8. Louie Gohmert rails against “radical Islam”
In one of the most contentious moments of the night, Rep. Louie Gohmert of Texas strode onto the House floor, interrupting remarks by California’s Brad Sherman on a bill that would ban individuals on the terror watch list from getting a gun.

“Radical Islam killed these people!” Gohmert croaked loudly, pointing to photos of Orlando shooting victims. (The poster of photos was being held by Rep. Corrine Brown, in whose district the shooting took place.) “We are talking about radical Islam!” he said

Gohmert was drowned out by Democratic lawmakers chanting, “No fly, no guns” and “No bill, no break.”

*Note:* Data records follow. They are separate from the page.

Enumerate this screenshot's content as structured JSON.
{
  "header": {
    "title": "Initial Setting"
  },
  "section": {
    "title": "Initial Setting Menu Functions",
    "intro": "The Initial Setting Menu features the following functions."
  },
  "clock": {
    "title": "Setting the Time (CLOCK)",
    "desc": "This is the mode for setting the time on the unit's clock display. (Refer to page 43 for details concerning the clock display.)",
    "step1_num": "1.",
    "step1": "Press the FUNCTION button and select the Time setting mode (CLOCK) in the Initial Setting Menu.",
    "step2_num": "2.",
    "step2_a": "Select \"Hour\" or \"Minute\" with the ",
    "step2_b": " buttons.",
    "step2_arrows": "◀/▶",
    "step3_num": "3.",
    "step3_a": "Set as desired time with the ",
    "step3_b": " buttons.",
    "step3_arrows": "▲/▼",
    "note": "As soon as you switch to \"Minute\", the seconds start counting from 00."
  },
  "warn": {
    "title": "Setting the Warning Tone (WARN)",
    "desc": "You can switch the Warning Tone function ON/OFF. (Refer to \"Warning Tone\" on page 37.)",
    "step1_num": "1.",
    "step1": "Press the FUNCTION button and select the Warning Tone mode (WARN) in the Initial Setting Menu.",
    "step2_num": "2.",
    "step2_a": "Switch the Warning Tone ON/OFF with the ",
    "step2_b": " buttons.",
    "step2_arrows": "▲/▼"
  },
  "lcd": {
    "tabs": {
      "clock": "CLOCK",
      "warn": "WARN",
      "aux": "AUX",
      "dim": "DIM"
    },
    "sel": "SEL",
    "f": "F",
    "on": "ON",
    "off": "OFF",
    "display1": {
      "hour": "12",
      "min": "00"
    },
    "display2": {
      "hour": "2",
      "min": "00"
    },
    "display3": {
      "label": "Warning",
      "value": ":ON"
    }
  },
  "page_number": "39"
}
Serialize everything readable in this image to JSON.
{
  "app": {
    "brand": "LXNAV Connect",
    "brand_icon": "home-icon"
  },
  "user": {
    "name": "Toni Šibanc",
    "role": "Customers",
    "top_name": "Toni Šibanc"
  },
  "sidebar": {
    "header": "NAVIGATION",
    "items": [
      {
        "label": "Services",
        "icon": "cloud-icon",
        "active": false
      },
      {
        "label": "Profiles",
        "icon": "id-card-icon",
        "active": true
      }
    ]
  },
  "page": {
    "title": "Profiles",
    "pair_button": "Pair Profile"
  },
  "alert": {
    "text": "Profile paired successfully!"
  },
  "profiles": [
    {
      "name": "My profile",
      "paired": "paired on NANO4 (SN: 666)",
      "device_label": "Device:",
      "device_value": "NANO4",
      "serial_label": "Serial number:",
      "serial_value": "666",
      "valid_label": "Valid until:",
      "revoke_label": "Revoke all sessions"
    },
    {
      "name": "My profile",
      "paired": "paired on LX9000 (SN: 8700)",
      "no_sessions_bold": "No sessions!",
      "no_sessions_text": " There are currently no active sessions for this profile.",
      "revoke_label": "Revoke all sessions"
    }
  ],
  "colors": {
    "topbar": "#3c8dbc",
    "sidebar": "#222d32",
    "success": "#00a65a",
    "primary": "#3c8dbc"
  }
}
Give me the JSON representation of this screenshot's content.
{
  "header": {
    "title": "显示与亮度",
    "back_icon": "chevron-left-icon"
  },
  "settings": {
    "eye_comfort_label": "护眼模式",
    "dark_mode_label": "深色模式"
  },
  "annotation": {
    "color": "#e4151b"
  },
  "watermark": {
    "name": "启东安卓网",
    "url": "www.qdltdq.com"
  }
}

9. An emotional Debbie Dingell: “I know what it’s like to have a gun pointed at you.”
As the demonstration stretched into the night, Rep. Debbie Dingell of Michigan took the podium to deliver a fiery and deeply personal speech about living with an unstable gun owner. (Dingell, who has pushed measures that would restrict abusers’ access to guns, has spoken in the past about her father’s threats and violence.)

“I lived in a house with a man that should not have had access to a gun. I know what it’s like to see a gun pointed at you and wonder if you are going to live,” she said. “And I know what it’s like to hide in a closet and pray to God, Do not let anything happen to me. And we don’t talk about it, we don’t want to say that it happens in all kind of households, and we still live in a society that we will let a convicted felon who was stalking somebody, a domestic abuser, still own a gun.”